In this funny, uncannily wise portrait of the dynamics of a sixth-grade class and of the greatness that sometimes comes in unlikely packages, Dwight, a loser, talks to his classmates via an origami finger puppet of Yoda. If that weren’t strange enough, the puppet is uncannily wise and prescient. Origami Yoda predicts the date of a pop quiz, guesses who stole the classroom Shakespeare bust, and saves a classmate from popularity-crushing embarrassment with some well-timed advice. Dwight’s classmate Tommy wonders how Yoda can be so smart when Dwight himself is so clueless. With contributions from his puzzled classmates, he assembles the case file that forms this novel.(Publisher's summary from Goodreads)
The Strange Case of Origami Yoda by Tom Angleberger recently won the Cybils 2010 Award for Middle School Fiction. Being a middle school teacher, naturally I was interested in reading the book that made it through several rounds of judging to win this prestigious award. While I enjoyed the book, I must admit I am a little baffled at how the book manages to represent the best in 2010 middle school fiction.
Far from being an expert of middle school literature, one thing I have noticed in my 17 years of teaching middle school reading is that many middle school authors tend to forget that middle school starts in sixth grade (ages 10-11) and ends in eighth (ages 13-14). There is a huge disparity between sixth and eighth graders’ reading tastes, so I do understand that writing a book that appeals to all three grades is a difficult job. The Strange Case of Origami Yoda fits quite well in sixth grade and I believe it would appeal to fourth and fifth graders (elementary) too. I also think that a certain amount of seventh graders, particularly the reluctant readers, will embrace the humor, short chapters, and funny illustrations. I did, however, have a difficult time seeing how this book won over a Newberry winner (Moon Over Manifest) or several other books nominated in the middle school category that would have had a wider appeal to all three grade levels.

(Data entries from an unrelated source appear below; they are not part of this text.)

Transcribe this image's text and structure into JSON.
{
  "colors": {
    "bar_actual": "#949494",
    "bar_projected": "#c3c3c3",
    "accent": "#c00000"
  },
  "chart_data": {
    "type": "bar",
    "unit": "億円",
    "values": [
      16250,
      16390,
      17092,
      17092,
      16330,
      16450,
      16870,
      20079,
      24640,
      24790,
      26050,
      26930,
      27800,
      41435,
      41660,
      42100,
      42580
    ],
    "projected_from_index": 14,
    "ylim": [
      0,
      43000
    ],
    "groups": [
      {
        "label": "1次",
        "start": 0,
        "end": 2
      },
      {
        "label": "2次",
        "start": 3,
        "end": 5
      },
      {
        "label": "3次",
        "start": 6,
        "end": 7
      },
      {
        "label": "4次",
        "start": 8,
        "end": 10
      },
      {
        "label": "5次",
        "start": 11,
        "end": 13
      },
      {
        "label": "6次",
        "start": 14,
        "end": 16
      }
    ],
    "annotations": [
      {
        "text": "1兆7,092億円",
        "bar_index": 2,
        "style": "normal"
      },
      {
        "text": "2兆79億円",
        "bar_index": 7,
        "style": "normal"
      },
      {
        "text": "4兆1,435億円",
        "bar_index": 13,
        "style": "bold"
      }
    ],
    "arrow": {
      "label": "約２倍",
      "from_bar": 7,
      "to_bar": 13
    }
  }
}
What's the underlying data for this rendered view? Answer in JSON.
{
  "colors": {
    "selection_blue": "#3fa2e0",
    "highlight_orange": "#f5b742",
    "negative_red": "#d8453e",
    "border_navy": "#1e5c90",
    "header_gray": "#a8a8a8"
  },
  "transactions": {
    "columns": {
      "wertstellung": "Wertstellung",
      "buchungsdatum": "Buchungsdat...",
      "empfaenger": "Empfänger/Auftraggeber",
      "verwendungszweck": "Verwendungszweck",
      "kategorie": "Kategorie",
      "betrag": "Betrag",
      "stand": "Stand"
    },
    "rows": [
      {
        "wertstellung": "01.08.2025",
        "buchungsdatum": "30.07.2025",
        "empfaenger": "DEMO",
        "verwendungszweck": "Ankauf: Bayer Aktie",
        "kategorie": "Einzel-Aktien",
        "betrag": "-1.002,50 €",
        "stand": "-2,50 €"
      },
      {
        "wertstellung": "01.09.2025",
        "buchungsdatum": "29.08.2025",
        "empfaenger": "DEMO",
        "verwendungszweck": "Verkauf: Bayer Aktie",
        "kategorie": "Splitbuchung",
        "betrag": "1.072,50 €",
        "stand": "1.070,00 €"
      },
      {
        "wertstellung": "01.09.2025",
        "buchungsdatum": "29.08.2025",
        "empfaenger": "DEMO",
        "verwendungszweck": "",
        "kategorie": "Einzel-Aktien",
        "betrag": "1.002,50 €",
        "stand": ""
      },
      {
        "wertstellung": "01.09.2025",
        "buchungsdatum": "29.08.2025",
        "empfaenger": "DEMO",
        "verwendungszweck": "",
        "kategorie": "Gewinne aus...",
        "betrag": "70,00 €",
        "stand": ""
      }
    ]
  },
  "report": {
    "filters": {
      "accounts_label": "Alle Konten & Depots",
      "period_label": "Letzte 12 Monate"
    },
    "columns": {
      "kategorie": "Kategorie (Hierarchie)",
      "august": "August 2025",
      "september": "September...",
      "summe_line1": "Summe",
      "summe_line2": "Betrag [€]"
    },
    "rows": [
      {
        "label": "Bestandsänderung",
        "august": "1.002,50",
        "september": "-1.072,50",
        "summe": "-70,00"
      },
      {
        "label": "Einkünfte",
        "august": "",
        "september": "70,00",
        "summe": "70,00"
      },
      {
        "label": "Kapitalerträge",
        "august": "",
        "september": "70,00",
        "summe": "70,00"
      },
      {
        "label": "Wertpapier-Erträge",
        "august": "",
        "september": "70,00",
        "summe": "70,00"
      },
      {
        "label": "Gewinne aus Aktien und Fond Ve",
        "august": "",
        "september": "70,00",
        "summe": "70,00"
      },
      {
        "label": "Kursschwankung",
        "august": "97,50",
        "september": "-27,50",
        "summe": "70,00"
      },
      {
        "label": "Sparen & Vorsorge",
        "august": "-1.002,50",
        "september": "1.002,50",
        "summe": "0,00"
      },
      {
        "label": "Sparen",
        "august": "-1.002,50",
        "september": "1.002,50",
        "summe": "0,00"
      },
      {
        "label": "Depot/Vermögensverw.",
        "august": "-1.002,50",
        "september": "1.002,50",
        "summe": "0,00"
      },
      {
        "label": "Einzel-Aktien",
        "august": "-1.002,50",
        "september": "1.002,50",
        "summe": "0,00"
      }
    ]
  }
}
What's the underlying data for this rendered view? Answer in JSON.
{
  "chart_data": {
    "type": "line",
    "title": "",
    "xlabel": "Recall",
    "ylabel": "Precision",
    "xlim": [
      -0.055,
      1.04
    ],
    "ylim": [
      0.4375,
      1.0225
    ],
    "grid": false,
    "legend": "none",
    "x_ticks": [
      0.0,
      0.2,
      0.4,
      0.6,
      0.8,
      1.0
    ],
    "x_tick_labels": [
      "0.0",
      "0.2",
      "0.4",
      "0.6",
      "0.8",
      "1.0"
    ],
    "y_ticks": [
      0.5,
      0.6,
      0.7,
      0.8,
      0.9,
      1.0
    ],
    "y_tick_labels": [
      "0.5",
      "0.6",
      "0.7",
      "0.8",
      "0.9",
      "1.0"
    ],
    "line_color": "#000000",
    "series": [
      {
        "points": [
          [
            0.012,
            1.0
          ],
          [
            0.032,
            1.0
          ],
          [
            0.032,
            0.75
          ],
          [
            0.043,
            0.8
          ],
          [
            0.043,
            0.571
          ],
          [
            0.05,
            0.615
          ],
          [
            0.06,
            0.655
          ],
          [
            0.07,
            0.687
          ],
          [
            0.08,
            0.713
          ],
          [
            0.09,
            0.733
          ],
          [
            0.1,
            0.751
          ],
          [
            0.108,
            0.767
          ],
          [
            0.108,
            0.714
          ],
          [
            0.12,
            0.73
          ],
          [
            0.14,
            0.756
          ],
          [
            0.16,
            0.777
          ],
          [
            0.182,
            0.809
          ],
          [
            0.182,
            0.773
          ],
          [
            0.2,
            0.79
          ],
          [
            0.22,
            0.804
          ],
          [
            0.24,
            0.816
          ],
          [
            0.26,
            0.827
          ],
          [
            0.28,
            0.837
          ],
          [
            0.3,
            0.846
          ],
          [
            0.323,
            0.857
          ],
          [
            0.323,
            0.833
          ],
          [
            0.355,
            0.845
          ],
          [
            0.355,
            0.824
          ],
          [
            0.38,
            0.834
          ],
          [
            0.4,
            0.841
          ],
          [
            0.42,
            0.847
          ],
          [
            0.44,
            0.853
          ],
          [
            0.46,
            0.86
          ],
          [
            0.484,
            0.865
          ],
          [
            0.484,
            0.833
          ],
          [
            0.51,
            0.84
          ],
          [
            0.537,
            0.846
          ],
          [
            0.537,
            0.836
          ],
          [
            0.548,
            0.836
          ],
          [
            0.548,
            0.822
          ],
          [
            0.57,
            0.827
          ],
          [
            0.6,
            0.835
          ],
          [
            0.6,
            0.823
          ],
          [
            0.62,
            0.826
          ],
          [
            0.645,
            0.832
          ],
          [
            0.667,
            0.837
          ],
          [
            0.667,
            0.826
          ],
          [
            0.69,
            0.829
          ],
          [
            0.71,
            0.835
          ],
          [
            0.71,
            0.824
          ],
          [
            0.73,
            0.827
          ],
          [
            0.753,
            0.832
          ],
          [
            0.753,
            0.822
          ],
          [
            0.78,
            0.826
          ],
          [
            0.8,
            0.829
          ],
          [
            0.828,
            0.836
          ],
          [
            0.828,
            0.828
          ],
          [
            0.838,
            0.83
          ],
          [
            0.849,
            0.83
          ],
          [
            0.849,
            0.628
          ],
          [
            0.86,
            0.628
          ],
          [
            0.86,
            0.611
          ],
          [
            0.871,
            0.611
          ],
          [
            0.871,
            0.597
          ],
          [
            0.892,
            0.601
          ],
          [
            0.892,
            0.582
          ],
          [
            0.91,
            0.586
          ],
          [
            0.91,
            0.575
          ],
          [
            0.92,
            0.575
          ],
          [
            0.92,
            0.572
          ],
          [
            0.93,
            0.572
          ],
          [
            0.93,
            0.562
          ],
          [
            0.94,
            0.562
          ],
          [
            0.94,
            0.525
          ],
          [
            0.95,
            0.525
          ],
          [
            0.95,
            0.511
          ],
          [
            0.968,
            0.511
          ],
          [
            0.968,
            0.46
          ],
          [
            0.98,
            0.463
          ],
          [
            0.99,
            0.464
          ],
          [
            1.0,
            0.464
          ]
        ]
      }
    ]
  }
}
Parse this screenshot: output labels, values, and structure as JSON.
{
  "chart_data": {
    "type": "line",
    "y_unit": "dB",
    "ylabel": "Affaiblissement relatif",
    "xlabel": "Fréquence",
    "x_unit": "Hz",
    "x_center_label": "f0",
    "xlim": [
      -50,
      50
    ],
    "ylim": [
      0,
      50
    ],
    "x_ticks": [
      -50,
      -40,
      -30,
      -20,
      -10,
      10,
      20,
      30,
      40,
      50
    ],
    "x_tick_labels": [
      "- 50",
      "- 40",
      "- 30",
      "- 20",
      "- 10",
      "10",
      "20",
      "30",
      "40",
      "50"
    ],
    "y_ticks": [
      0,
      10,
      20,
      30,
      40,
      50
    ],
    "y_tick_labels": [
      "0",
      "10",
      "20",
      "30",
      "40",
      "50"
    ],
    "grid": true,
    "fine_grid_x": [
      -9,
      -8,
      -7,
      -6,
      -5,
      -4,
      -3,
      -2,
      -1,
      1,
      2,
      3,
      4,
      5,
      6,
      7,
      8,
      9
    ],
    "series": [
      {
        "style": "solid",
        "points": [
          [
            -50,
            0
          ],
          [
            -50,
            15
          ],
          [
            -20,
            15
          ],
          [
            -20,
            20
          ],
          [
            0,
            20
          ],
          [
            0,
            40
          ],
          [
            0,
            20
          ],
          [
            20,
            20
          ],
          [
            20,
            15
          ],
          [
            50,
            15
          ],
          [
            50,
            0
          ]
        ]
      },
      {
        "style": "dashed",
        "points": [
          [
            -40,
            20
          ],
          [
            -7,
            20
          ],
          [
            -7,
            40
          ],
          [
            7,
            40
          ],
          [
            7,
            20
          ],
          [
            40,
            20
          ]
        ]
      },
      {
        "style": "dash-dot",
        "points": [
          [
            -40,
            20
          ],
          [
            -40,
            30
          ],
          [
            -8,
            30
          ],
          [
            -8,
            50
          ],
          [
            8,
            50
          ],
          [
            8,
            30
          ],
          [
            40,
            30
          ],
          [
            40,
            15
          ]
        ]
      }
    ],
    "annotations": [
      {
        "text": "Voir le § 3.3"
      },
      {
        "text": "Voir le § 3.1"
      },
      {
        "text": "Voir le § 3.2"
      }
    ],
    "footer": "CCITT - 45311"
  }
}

Still if you have a kid who loved Diary of a Wimpy Kid, then I am certain that Angelberger’s book will be a hit. The maturity level of the characters accurately represent most sixth grade boys and the conflicts while mostly superficial do have some lessons to impart especially about fitting in, or in Dwight’s case how not fitting in is okay too. While I do not see many middle school girls gravitating to this book, those who do will easily recognize character traits and antics of sixth grade boys they go to school with and enjoy the mostly guy humor therein. I am just not convinced that this is the best example of 2010 middle grade fiction.